個人的にシーズン6~8の中で一番のステージ。millicのビートも全員の個性のあるラップもVJの映像もかっこいい。パンチネロの最初のラップにやられた。サビが面白くて笑える。


40CREW TAKUWAの「Bibbidi Bobbide Boo」

予選のときは、原宿KAWAII色が強くて色物系だから残らないだろうな~と思っていたのだけど、ぐんぐんと実力をつけていき、決勝まで進むという快挙をなしとげたTAKUWA。このステージの前の家族とのドキュメンタリー映像を見てからこのステージを見て不覚にも泣きました。歌詞と共に熱量がぐんと伝わって感動があった。


すべて見終えて思ったのは、勝ち残る為の大前提として声量やラップのスキルはもちろん必要だけれど、見ている人が魅力を感じるかどうか、というのが一番重要だということ。

その「魅力を感じるかどうか」というのは一見、見る人の感性によって違ってしまうように思えるが、実はどの人もだいたい同じように受け取れる、共通意識があるように感じた。

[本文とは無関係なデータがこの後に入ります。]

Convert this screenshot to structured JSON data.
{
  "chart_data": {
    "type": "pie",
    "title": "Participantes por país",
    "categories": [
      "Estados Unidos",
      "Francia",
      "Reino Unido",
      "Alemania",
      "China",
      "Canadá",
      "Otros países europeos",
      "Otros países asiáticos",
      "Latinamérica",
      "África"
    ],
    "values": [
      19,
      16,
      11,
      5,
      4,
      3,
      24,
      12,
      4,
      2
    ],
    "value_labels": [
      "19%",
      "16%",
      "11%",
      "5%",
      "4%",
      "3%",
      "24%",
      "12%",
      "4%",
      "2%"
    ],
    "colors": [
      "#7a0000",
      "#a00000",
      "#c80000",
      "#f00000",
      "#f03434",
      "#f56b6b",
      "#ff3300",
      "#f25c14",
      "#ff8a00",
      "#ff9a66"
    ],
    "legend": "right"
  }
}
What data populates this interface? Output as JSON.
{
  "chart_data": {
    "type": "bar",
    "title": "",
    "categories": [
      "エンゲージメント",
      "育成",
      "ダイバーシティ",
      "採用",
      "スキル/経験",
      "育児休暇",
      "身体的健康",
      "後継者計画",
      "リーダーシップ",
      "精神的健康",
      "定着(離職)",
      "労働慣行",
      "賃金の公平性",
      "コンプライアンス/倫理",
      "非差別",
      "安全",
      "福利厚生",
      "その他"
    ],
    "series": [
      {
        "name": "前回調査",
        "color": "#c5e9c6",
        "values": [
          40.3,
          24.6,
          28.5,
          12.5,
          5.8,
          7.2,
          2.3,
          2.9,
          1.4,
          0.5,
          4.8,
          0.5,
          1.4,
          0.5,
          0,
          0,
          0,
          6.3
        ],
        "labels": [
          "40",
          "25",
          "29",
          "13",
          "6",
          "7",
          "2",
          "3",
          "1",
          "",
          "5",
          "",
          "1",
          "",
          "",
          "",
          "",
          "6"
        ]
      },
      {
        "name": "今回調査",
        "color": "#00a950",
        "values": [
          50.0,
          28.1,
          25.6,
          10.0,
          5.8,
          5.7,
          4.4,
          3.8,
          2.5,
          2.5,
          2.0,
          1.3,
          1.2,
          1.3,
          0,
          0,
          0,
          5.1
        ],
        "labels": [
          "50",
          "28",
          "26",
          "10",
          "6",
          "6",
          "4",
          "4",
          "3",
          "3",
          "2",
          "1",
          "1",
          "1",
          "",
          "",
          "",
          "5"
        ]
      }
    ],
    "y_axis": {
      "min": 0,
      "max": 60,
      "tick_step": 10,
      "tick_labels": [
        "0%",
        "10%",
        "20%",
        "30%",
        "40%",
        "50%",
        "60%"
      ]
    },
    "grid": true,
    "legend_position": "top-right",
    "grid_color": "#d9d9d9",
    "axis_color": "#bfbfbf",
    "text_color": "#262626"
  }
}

細かく言えば、16小節ラップをするだけでも、見ている人を飽きさせない展開を入れたりなど、客観性があるかどうか。ステージ上での自信やパフォーマンス力が、プロ並みにあるかどうか。表情や態度に人としてのカリスマ性があるかどうか。

そういった、技術だけ・言われてやっているだけでは出せないのが魅力というもの。その魅力は、その人が心から何かを表現したくて、自問自答しながらブラッシュアップして、考え、感じ続けていないと出せないものだというように感じた。
これはラップ以外にも表現をする人全員に共通することで、当たり前のことかも知れないけど、これが実感として学べたのが自分にとって大きかった。


この番組で制作された音楽は、名曲揃いで誰もが聴いていて楽しめるものだと思うので、是非一度アルバムを聴いたり、実際に番組を見てみたりして欲しい。